A pointillist view of human evolution and variation.

In a very abstract and stylistic way the first figure represents the genetic variation that had already accumulated in anatomically modern humans in Africa between 150,000 years BP and 100,000 years BP; that genetic variation is represented by the different colored dots. Notice that the colors are not evenly distributed across the continent as would be expected from an isolation by distance model. There is a bit more "red" in South Africa; there is a bit more "blue" and "yellow" in Northeast Africa.

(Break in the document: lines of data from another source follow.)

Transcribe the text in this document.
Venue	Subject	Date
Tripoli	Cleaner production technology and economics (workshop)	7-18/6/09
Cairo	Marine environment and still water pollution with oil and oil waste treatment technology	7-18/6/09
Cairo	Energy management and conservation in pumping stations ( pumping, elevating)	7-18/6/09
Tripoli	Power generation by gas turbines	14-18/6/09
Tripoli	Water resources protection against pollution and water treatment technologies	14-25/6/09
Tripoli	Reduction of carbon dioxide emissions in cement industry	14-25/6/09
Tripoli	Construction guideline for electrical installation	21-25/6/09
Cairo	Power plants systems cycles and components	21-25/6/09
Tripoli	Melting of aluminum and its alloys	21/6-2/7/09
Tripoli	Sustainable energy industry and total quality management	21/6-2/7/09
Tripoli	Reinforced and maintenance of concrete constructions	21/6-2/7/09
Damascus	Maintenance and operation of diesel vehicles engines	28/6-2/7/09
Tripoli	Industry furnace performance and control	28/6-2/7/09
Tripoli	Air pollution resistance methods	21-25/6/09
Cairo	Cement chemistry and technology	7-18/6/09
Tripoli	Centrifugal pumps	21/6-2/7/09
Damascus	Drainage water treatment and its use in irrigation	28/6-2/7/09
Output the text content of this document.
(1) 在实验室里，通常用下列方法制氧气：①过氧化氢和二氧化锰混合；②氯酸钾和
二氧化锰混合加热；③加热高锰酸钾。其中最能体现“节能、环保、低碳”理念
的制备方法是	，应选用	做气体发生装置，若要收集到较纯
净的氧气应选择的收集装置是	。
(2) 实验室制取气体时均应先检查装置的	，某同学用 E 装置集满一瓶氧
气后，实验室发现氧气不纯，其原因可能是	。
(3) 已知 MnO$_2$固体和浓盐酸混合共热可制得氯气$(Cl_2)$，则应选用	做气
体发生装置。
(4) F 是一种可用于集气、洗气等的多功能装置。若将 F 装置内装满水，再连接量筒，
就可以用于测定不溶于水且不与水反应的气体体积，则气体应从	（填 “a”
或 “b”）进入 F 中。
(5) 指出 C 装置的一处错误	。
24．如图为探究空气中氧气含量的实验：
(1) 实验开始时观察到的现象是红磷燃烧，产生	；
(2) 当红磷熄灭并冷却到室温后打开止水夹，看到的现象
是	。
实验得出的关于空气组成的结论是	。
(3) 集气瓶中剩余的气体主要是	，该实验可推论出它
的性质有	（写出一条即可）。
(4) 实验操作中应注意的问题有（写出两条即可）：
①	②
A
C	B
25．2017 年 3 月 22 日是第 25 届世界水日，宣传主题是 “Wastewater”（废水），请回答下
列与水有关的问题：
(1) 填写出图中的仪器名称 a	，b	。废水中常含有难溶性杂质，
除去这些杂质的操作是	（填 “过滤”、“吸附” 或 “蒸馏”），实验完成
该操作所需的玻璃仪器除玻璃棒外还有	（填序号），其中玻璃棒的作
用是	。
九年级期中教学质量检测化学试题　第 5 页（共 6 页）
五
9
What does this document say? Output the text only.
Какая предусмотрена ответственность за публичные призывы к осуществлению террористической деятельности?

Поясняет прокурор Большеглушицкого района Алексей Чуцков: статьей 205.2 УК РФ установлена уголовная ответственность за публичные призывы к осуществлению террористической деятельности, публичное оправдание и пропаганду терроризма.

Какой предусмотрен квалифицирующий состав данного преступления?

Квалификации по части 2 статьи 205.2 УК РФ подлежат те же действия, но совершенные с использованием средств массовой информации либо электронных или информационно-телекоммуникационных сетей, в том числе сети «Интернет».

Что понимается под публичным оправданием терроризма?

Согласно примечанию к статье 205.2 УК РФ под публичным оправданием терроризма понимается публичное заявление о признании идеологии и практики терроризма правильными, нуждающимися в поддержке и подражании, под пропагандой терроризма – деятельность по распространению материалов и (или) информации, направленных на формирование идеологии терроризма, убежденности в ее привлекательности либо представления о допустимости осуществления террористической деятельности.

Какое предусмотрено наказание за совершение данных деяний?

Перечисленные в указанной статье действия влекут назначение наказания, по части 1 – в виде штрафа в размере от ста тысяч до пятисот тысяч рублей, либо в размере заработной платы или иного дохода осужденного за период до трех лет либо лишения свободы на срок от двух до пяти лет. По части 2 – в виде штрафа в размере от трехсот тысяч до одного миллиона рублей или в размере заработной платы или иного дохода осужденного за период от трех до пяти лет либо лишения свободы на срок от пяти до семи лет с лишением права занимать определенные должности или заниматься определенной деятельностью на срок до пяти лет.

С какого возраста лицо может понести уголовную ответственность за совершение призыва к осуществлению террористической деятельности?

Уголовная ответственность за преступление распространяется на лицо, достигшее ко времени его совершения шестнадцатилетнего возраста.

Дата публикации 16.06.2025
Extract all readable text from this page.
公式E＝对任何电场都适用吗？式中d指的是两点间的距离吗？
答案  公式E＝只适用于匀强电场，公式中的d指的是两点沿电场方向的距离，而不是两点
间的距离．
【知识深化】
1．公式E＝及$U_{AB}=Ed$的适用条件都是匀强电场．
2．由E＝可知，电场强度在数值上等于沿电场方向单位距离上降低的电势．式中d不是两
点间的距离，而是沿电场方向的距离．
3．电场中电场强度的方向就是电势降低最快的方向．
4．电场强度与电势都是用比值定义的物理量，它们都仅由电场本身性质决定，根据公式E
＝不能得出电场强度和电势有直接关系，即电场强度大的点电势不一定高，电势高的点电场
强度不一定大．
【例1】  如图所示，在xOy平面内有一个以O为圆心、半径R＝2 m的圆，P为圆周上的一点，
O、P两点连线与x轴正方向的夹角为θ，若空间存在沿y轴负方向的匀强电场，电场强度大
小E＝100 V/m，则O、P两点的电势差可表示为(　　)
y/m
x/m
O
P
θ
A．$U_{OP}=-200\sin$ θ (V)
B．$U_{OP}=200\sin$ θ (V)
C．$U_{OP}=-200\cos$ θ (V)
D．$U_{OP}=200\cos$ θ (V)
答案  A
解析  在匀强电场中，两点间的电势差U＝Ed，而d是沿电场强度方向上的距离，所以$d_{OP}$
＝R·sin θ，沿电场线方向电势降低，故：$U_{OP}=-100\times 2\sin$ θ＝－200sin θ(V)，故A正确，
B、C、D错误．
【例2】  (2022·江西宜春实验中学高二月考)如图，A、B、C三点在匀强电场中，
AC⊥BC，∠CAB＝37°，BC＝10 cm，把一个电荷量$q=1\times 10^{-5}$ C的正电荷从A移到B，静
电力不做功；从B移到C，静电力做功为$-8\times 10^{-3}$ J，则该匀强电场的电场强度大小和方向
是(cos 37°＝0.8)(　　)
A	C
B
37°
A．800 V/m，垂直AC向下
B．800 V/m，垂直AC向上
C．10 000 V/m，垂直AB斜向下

 About 100,000 years BP some peoples from Northeast Africa migrated into Southwest Asia as shown in the second figure. Since the people who migrated origininated from the populations of Northeast Africa, they sampled from that already partially diverged gene pool and the sampling error accentuated the loss of variation. Only a fraction of the genetic variation in Africa as a whole was represented in that initial "non-African" population. It was that population in Southwest Asia that then increased in numbers and spread geographically to occupy all of Eurasia and Australo-Melanesia by about 40,000 years BP, as shown in the third figure. There was not enough time for much new genetic variation to arise but some of the variation in Southwest Asia that spread into Europe was lost by the populations that eventually reached far East Asia.

 Some time more recent than 40,000 years BP some of the populations from Siberia and the east coast of Asia migrated to the Americas and expanded to occupy both North and South America. Some additional variation was lost during that colonization but the effect was less than associated with the migration out of Africa.